A budget or/and a cash flow, often, do not show a complete analysis of a company performance, therefore it is crucial to review the key financial terms that display a set of performance indicators important to define business objectives.
Each of these indicators has different meanings. The acknowledgement of these items may help startups and small businesses to succeed. In this article, we explain them to ensure that you comprehend what is being referred to when examining your business year.
- Turnover has various meaning. However, in regards to business, it is the sales volume of goods or services a business makes over a certain period. This item is very useful for the company as it provides an interesting starting point from which the business performance could be evaluated. In addition, it is also important for tax purposes (For instance see VAT threshold).
- Earnings before interest, tax, depreciation and amortisation (EBITDA) is a measure of a firm's operating performance. This indicator is used as an evaluation method of a company's investments without having to consider other factors such as financing decisions (interest on a loan), accounting decisions (loss in value of an intangible/tangible asset over time) or tax payments. This item helps business to simplify the profitability, by removing elements sometimes irrelevant to the company's existing operating model.
- The Gross profit is another essential figure to evaluate business growth and performance. It is a firm's total revenue minus the cost of goods sold. Specifically, Gross Profit is the profit that a business makes after deducting the expenses associated with producing and selling its goods, or the costs associated with providing its services. Gross profit gives a simplified view of the profitability of products and services. It is a useful indicator for an established company trialling a new product, where fixed costs are already considered, hence gross profit is a less relevant element of the direct profitability when adding new goods to the company. It also improves the business process as gross profit can provide an insight into how efficiently a management team handle the creation of products and services. For example, gross profit is more useful than profit when evaluating costs related to both manufacturing and sales processes.
- Net profit is usually referred to as the ‘bottom line’. It concerns the total income of a company less their total costs and provides an absolute figure than the other items mentioned before. Net profit, therefore, represents the most important figure to the business managers and to the outside investors. Consecutive years of profit implies that company performance and operating costs are efficient. This will encourage the business to spend more due to a reduced chance of a low return, or even loss on investment.
Other figures that help to measure the business success are the profitability ratios. Profitability ratios measure a firm’s potential to generate income, profit and cash flow relative to some metric, often the amount of money invested, sales, assets and equity. ROI, ROE and ROS are considered as the most influential indicators to analyse company investments. Therefore, these indexes highlight how effectively the profitability of a business is being managed.
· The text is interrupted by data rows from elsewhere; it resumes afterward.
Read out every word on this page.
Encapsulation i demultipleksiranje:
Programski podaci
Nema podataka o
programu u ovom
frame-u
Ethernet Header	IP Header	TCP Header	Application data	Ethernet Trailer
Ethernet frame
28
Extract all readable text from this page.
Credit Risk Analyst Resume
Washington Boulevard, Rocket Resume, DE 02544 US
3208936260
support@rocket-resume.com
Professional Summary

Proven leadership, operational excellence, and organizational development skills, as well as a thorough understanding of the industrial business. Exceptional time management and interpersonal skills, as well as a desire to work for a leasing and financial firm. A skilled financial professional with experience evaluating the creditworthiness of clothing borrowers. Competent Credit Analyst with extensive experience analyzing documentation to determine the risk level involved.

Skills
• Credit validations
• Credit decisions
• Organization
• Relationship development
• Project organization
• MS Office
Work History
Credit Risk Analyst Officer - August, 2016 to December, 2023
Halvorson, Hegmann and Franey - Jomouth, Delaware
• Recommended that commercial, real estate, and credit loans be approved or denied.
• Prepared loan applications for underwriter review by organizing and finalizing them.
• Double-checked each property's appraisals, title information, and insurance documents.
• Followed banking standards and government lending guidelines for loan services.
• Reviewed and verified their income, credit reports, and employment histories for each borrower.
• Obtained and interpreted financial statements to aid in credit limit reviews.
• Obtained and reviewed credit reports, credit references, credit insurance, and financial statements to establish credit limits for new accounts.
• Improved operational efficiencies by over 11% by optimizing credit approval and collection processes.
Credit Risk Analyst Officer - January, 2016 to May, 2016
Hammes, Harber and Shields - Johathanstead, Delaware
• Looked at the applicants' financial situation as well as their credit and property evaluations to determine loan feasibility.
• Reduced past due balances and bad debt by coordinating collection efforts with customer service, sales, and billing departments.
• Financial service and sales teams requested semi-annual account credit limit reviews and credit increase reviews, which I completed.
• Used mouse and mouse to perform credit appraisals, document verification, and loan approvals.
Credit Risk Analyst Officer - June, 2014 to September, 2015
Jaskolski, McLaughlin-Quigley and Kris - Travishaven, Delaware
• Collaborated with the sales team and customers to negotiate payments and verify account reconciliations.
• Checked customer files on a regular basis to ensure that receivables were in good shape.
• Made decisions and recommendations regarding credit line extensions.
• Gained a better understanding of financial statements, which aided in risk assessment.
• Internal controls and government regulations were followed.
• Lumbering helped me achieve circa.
- Return on investment (ROI) is a performance indicator used to assess the efficiency of an investment. It compares the size and timing of earnings from investment directly to the magnitude and timing of investment costs. It is one of the most widely used methods for evaluating the financial results of business investments, decisions and/or operations.
- ROE (Return On Equity) is the amount of net income returned as a percentage of shareholders investments (equity). It shows how much profit a business made in relation to the total amount of shareholder equity located on the balance sheet. The ROE is obtained by calculating the ratio between Net Profit (Profit after Taxes) and Net Equity (Net Capital or Own Equity).
- Return on sales (ROS) is an index generally used to evaluate an entity's operating performance. It is also known as "operating profit margin". ROS indicates how much profit an entity makes after paying for variable costs of production such as wages, raw materials, etc. (but before interest and tax). ROS is usually expressed as a percentage of sales (revenue) and it is obtained by calculating the ratio between operating profit and turnover.
In conclusion, these indicators together with a comprehensive business plan are the best way to go about defining your business and reaching financial success. Therefore, a correct assessment of the business performance is crucial and indispensable when running a company.